Monsters: A Reckoning by Croggon Alison

Monsters: A Reckoning by Croggon Alison

Author:Croggon, Alison [Croggon, Alison]
Language: eng
Format: epub
Tags: HIS015000, BIO026000, SOC032000, Sociology, Biography, History, POL045000, SOC010000
ISBN: 9781925713398
Amazon: 1925713393
Goodreads: 56226909
Publisher: Scribe Publications
Published: 2021-03-02T08:00:00+00:00


The second choice came a year later. When I accidentally fell pregnant to the handsome Greek man, I decided to have the baby.

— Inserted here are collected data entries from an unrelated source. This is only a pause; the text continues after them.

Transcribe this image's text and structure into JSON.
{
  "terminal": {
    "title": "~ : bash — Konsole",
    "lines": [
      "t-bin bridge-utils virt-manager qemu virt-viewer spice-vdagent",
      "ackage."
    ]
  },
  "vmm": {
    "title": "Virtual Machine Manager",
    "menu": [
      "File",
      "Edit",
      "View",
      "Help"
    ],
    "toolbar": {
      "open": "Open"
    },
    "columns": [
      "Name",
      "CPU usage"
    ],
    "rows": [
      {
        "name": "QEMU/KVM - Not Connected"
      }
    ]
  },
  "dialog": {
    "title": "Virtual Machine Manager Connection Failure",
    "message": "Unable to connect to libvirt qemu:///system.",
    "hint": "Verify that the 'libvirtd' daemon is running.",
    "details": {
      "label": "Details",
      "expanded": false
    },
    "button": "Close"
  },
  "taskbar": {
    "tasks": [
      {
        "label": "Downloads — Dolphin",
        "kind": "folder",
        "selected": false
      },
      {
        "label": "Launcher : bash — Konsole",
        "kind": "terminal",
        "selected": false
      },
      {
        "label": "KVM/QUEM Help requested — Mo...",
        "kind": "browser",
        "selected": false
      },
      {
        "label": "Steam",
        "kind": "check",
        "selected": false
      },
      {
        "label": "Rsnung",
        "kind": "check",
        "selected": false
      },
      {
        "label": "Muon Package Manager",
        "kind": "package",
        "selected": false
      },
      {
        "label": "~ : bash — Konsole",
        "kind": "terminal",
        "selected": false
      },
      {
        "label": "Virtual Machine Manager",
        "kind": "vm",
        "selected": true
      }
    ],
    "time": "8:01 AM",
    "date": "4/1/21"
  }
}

I mostly don’t remember the act of writing, but I remember one poem: ‘This is the Stone’, which was the title poem of my first book (after my first title, Quickening, was refused because of another collection that came out the same year). I wrote it after watching a documentary about Frida Kahlo. It was the first time I had heard of her. Her paintings hit me with the force of revelation.

it’s when you want to shrug it all off:

the gross pap of warm anaesthetised brain

hotels ringing with stale tongues

the bland translations of headlines

walls everywhere

when money’s sensual brutality

chats warmly in your veins

when your possessions assert their tyranny

mocking you from corners

where is the moon’s still wash

over uncluttered landscapes?

where are your lovers’ mouths

which stopped your mouth so neatly?

in this dreamless city you put them away

now you turn to a window

which mimics you in ice

your face a marble of loss

your hair a curtain of dust:

this is the stone you work on

I had never written anything directly autobiographical before; almost all my poems were fictions, personas, masks, displacements. To write directly of myself seemed like the greatest self-indulgence; there was nothing interesting in me to write about. But Kahlo used herself as her subject matter, pitilessly, magnificently. I thought that maybe I could do the same thing, and it mightn’t be bad art: it could be blazing, magnificent, truthful. It was the first time I sensed that there might be a tradition in which I might not be a misfit, wrongsexed: a tradition that permitted me.

When I wrote this poem, I was sitting on the floor late at night in my rented apartment with my new couch and my fashionable clothes and my bad housekeeping. I felt purely exhilarated, as if finally I was touching the edges of something that I had been looking for my whole life.

I didn’t include this poem in my New and Selected: I think it struck me as too portentous. But it mattered then as a psychic placing of myself where I was, lost among the rags of my bourgeois self, unhappy, dreamless, stopped, anaesthetised. A statement of intent. A beginning.